Wohnungsnot in Deutschland: Warum Millionen Rentner bald obdachlos drohen
Francesco HeinrichWohnungsnot in Deutschland: Warum Millionen Rentner bald obdachlos drohen
Deutschland steht vor einer verschärften Wohnungsnot – Millionen Rentner kämpfen mit steigenden Mieten und niedrigen Renten
Robert Feiger, Vorsitzender der Gewerkschaft IG Bau, warnt, dass bezahlbarer Wohnraum mittlerweile das drängendste soziale Problem des Landes sei. Ohne schnelles Handeln drohten in den kommenden Jahren immer mehr Menschen in Armut abzurutschen, so der Gewerkschafter.
Feiger fordert eine massive Ausbauoffensive im Wohnungsneubau, um die Wohnungsknappheit zu lindern. Mehr Wohnungen würden nicht nur den Bedürftigen helfen, sondern auch die Wirtschaft ankurbeln. Seine Warnungen kommen zu einer Zeit, in der bereits über 760.000 Rentner auf Grundsicherung angewiesen sind – das entspricht etwa 4,3 Prozent aller Rentnerhaushalte.
Die Lage könnte sich weiter zuspitzen, wenn die Babyboomer-Generation in den Ruhestand geht. Bis 2036 werden voraussichtlich rund 5,1 Millionen Menschen aus dieser Altersgruppe weniger als 800 Euro monatlich aus der gesetzlichen Rente erhalten. Hohe Mieten könnten viele von ihnen in Wohnungsarmut drängen – besonders betroffen wäre Nordrhein-Westfalen, das bevölkerungsreichste Bundesland.
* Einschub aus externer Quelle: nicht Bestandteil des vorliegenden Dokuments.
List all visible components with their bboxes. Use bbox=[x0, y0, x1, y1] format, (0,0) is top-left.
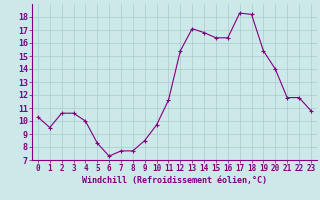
X-axis label: Windchill (Refroidissement éolien,°C): Windchill (Refroidissement éolien,°C) bbox=[82, 176, 267, 185]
In den nächsten zehn Jahren wird etwa 40 Prozent der Nachkriegsgeneration in Rente gehen, was das System zusätzlich belasten wird.
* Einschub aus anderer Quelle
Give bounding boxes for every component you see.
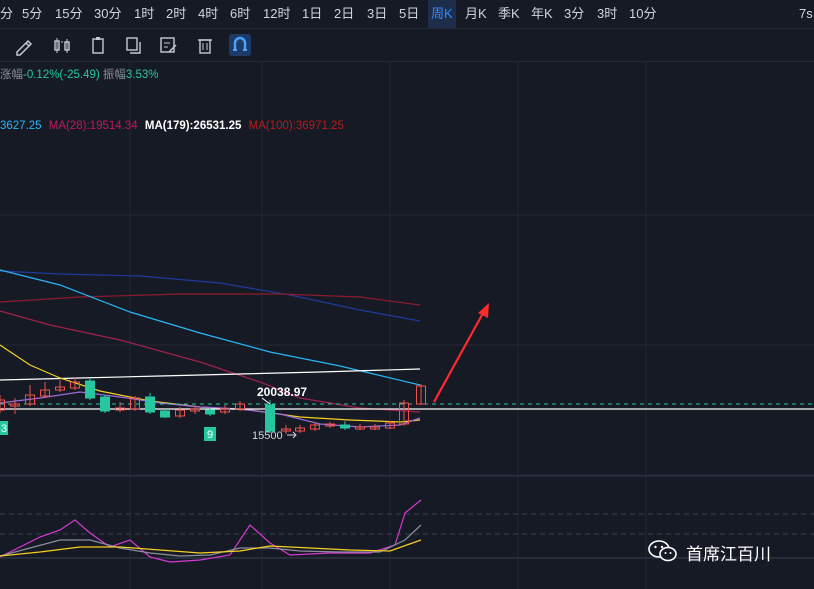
candle-body — [70, 381, 80, 389]
marker-9-text: 9 — [207, 429, 213, 441]
tab-timeframe-13[interactable]: 周K — [428, 0, 456, 28]
rsi-yellow-line — [0, 539, 422, 557]
tab-timeframe-9[interactable]: 1日 — [302, 6, 323, 21]
copy-icon[interactable] — [122, 34, 144, 56]
trend-arrow-line — [433, 314, 483, 403]
candle-body — [130, 397, 140, 410]
rsi-magenta-line — [0, 499, 422, 563]
tab-timeframe-12[interactable]: 5日 — [399, 6, 420, 21]
ma-navy-line — [0, 270, 421, 322]
candle-body — [145, 396, 155, 413]
candle-body — [310, 424, 320, 430]
timeframe-bar: 分 5分 15分 30分 1时 2时 4时 6时 12时 1日 2日 3日 5日 周K 月K 季K 年K 3分 3时… — [0, 0, 814, 29]
candle-body — [205, 409, 215, 415]
tab-timeframe-11[interactable]: 3日 — [367, 6, 388, 21]
ma-crimson-line — [0, 310, 421, 413]
candlestick-icon[interactable] — [51, 34, 73, 56]
high-price-label: 20038.97 — [257, 385, 307, 399]
countdown-label: 7s — [799, 6, 813, 21]
ma-cyan-line — [0, 269, 421, 386]
candle-body — [160, 410, 170, 418]
amplitude-label: 振幅 — [102, 69, 126, 81]
candle-body — [0, 399, 5, 411]
drawing-toolbar — [0, 29, 814, 62]
ma-label-cyan: 3627.25 — [0, 120, 42, 132]
tab-timeframe-18[interactable]: 3时 — [597, 6, 618, 21]
candle-body — [175, 409, 185, 417]
tab-timeframe-1[interactable]: 5分 — [22, 6, 43, 21]
pencil-icon[interactable] — [13, 34, 35, 56]
marker-9-badge — [204, 427, 216, 441]
change-label: 涨幅 — [0, 69, 23, 81]
candle-body — [325, 423, 335, 427]
candle-body — [190, 408, 200, 412]
ma-white-line — [0, 368, 421, 381]
ma-label-100: MA(100):36971.25 — [248, 120, 344, 132]
magnet-icon[interactable] — [229, 34, 251, 56]
rsi-gray-line — [0, 524, 422, 557]
candle-body — [85, 380, 95, 399]
tab-timeframe-0[interactable]: 分 — [0, 6, 14, 21]
ma-purple-line — [0, 391, 421, 428]
tab-timeframe-4[interactable]: 1时 — [134, 6, 155, 21]
amplitude-value: 3.53% — [125, 69, 159, 81]
tab-timeframe-6[interactable]: 4时 — [198, 6, 219, 21]
candle-body — [25, 394, 35, 405]
candle-body — [399, 402, 409, 425]
trash-icon[interactable] — [194, 34, 216, 56]
candle-body — [115, 407, 125, 411]
high-price-pointer — [261, 397, 271, 405]
tab-timeframe-15[interactable]: 季K — [498, 6, 520, 21]
tab-timeframe-2[interactable]: 15分 — [55, 6, 83, 21]
candle-body — [416, 385, 426, 405]
wechat-icon — [648, 540, 677, 562]
low-price-arrow-icon — [287, 431, 297, 439]
ma-legend: 3627.25 MA(28):19514.34 MA(179):26531.25… — [0, 120, 344, 132]
clipboard-icon[interactable] — [87, 34, 109, 56]
stats-line: 涨幅-0.12%(-25.49) 振幅3.53% — [0, 66, 159, 82]
candle-body — [281, 428, 291, 432]
tab-timeframe-14[interactable]: 月K — [465, 6, 487, 21]
watermark-text: 首席江百川 — [686, 545, 771, 564]
tab-timeframe-19[interactable]: 10分 — [629, 6, 657, 21]
tab-timeframe-3[interactable]: 30分 — [94, 6, 122, 21]
change-value: -0.12%(-25.49) — [23, 69, 100, 81]
candle-body — [265, 404, 275, 432]
candle-body — [100, 396, 110, 412]
ma-label-179: MA(179):26531.25 — [144, 120, 242, 132]
tab-timeframe-17[interactable]: 3分 — [564, 6, 585, 21]
candle-body — [55, 386, 65, 391]
tab-timeframe-7[interactable]: 6时 — [230, 6, 251, 21]
marker-3-text: 3 — [1, 423, 7, 435]
tab-timeframe-8[interactable]: 12时 — [263, 6, 291, 21]
candle-body — [40, 389, 50, 397]
marker-3-badge — [0, 421, 8, 435]
candle-body — [340, 424, 350, 429]
candle-body — [10, 403, 20, 407]
tab-timeframe-16[interactable]: 年K — [531, 6, 553, 21]
low-price-label: 15500 — [252, 430, 283, 442]
candle-body — [235, 403, 245, 410]
edit-note-icon[interactable] — [157, 34, 179, 56]
trend-arrowhead-icon — [478, 303, 489, 318]
ma-darkred-line — [0, 293, 421, 306]
tab-timeframe-5[interactable]: 2时 — [166, 6, 187, 21]
tab-timeframe-10[interactable]: 2日 — [334, 6, 355, 21]
candle-body — [220, 408, 230, 413]
ma-label-28: MA(28):19514.34 — [48, 120, 138, 132]
candle-body — [370, 426, 380, 430]
candle-body — [295, 427, 305, 432]
candle-body — [355, 426, 365, 430]
candle-body — [385, 422, 395, 429]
Feiger betont, dass eine Ausweitung des Wohnungsangebots entscheidend sei – sowohl für das Wirtschaftswachstum als auch für den Erfolg der aktuellen Ampelkoalition. Ohne ausreichend bezahlbaren Wohnraum werde sich die Krise für Rentner und einkommensschwache Familien weiter verschärfen, warnt er.
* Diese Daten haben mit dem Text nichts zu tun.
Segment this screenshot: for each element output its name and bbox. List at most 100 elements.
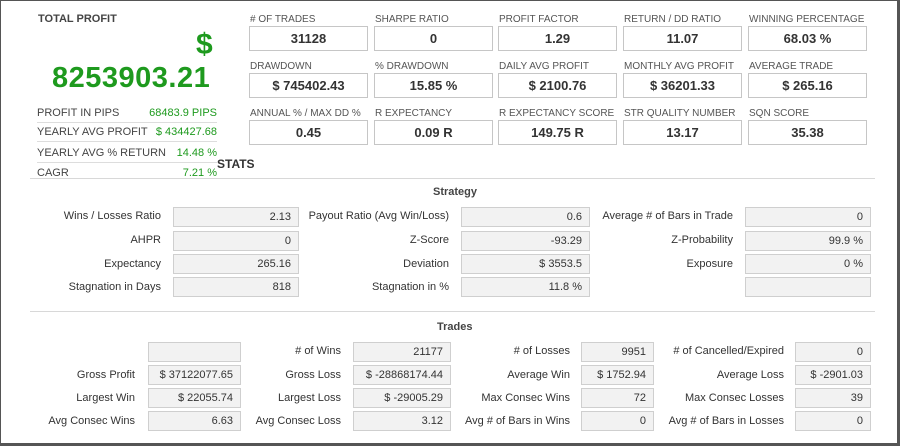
strategy-title: Strategy xyxy=(433,186,478,198)
divider xyxy=(30,311,875,312)
metric-label: RETURN / DD RATIO xyxy=(624,14,722,25)
metric-winning-percentage: 68.03 % xyxy=(748,26,867,51)
trades-value: $ -2901.03 xyxy=(795,365,871,385)
divider xyxy=(37,141,217,142)
metric-label: SHARPE RATIO xyxy=(375,14,449,25)
strategy-value: 0 xyxy=(173,231,299,251)
dollar-icon: $ xyxy=(196,28,213,61)
row-label: CAGR xyxy=(37,167,69,179)
row-label: PROFIT IN PIPS xyxy=(37,107,120,119)
trades-label: # of Losses xyxy=(513,345,570,357)
row-label: YEARLY AVG PROFIT xyxy=(37,126,148,138)
trades-value: 6.63 xyxy=(148,411,241,431)
trades-label: Average Loss xyxy=(716,369,784,381)
trades-value: 3.12 xyxy=(353,411,451,431)
strategy-value: $ 3553.5 xyxy=(461,254,590,274)
row-label: YEARLY AVG % RETURN xyxy=(37,147,166,159)
strategy-label: Payout Ratio (Avg Win/Loss) xyxy=(308,210,449,222)
row-value: 68483.9 PIPS xyxy=(149,107,217,119)
metric-label: MONTHLY AVG PROFIT xyxy=(624,61,735,72)
trades-value: 39 xyxy=(795,388,871,408)
trades-value: 0 xyxy=(581,411,654,431)
stats-title: STATS xyxy=(217,157,255,171)
trades-value: $ 37122077.65 xyxy=(148,365,241,385)
strategy-value: 265.16 xyxy=(173,254,299,274)
strategy-label: Average # of Bars in Trade xyxy=(602,210,733,222)
trades-value: 0 xyxy=(795,411,871,431)
trades-value: 21177 xyxy=(353,342,451,362)
trades-value: 9951 xyxy=(581,342,654,362)
strategy-value: 2.13 xyxy=(173,207,299,227)
divider xyxy=(37,162,217,163)
strategy-label: Z-Score xyxy=(409,234,449,246)
metric-r-expectancy-score: 149.75 R xyxy=(498,120,617,145)
metric-percent-drawdown: 15.85 % xyxy=(374,73,493,98)
metric-label: # OF TRADES xyxy=(250,14,316,25)
divider xyxy=(37,122,217,123)
row-value: 14.48 % xyxy=(176,147,217,159)
metric-r-expectancy: 0.09 R xyxy=(374,120,493,145)
strategy-value: 99.9 % xyxy=(745,231,871,251)
total-profit-value: 8253903.21 xyxy=(52,62,211,94)
trades-value: $ -29005.29 xyxy=(353,388,451,408)
metric-label: DAILY AVG PROFIT xyxy=(499,61,590,72)
strategy-label: Z-Probability xyxy=(671,234,733,246)
trades-label: Gross Profit xyxy=(76,369,135,381)
strategy-label: Deviation xyxy=(403,258,449,270)
metric-label: SQN SCORE xyxy=(749,108,810,119)
metric-drawdown: $ 745402.43 xyxy=(249,73,368,98)
metric-label: WINNING PERCENTAGE xyxy=(749,14,865,25)
trades-value xyxy=(148,342,241,362)
metric-trades: 31128 xyxy=(249,26,368,51)
metric-daily-avg-profit: $ 2100.76 xyxy=(498,73,617,98)
strategy-label: Stagnation in Days xyxy=(68,281,161,293)
metric-monthly-avg-profit: $ 36201.33 xyxy=(623,73,742,98)
metric-average-trade: $ 265.16 xyxy=(748,73,867,98)
strategy-label: Exposure xyxy=(686,258,733,270)
metric-sqn-score: 35.38 xyxy=(748,120,867,145)
row-value: $ 434427.68 xyxy=(155,126,217,138)
strategy-value: 0 xyxy=(745,207,871,227)
strategy-value: 11.8 % xyxy=(461,277,590,297)
metric-label: % DRAWDOWN xyxy=(375,61,449,72)
metric-return-dd-ratio: 11.07 xyxy=(623,26,742,51)
trades-value: $ 22055.74 xyxy=(148,388,241,408)
trades-label: # of Cancelled/Expired xyxy=(673,345,784,357)
yearly-avg-profit-row: YEARLY AVG PROFIT $ 434427.68 xyxy=(37,126,217,140)
metric-label: DRAWDOWN xyxy=(250,61,312,72)
metric-str-quality-number: 13.17 xyxy=(623,120,742,145)
trades-label: Max Consec Losses xyxy=(684,392,784,404)
trades-label: Avg Consec Wins xyxy=(48,415,135,427)
divider xyxy=(30,178,875,179)
trades-label: Largest Loss xyxy=(278,392,341,404)
trades-value: 0 xyxy=(795,342,871,362)
trades-label: Avg # of Bars in Wins xyxy=(465,415,570,427)
strategy-value: 0 % xyxy=(745,254,871,274)
strategy-label: Stagnation in % xyxy=(371,281,449,293)
trades-label: Largest Win xyxy=(76,392,135,404)
strategy-label: Expectancy xyxy=(104,258,161,270)
trades-label: Avg Consec Loss xyxy=(255,415,341,427)
strategy-value: -93.29 xyxy=(461,231,590,251)
trades-value: $ 1752.94 xyxy=(581,365,654,385)
strategy-label: Wins / Losses Ratio xyxy=(63,210,161,222)
strategy-value xyxy=(745,277,871,297)
row-value: 7.21 % xyxy=(182,167,217,179)
trades-label: Average Win xyxy=(507,369,570,381)
trades-title: Trades xyxy=(437,321,473,333)
trades-value: 72 xyxy=(581,388,654,408)
metric-label: R EXPECTANCY xyxy=(375,108,453,119)
metric-label: STR QUALITY NUMBER xyxy=(624,108,736,119)
metric-sharpe-ratio: 0 xyxy=(374,26,493,51)
metric-label: PROFIT FACTOR xyxy=(499,14,579,25)
strategy-value: 0.6 xyxy=(461,207,590,227)
profit-in-pips-row: PROFIT IN PIPS 68483.9 PIPS xyxy=(37,107,217,121)
metric-label: ANNUAL % / MAX DD % xyxy=(250,108,361,119)
metric-annual-max-dd: 0.45 xyxy=(249,120,368,145)
trades-value: $ -28868174.44 xyxy=(353,365,451,385)
cagr-row: CAGR 7.21 % xyxy=(37,167,217,181)
metric-label: R EXPECTANCY SCORE xyxy=(499,108,615,119)
trades-label: Avg # of Bars in Losses xyxy=(668,415,784,427)
strategy-value: 818 xyxy=(173,277,299,297)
Der Appell des Gewerkschaftschefs für mehr Wohnungsbau unterstreicht die Dimension der bevorstehenden Herausforderung. Mit Millionen Rentnern, die von Armut bedroht sind, steht die Regierung unter Handlungsdruck. Feigers Vorschläge zielen darauf ab, eine Verschlimmerung der Krise zu verhindern – doch die Zeit wird knapp.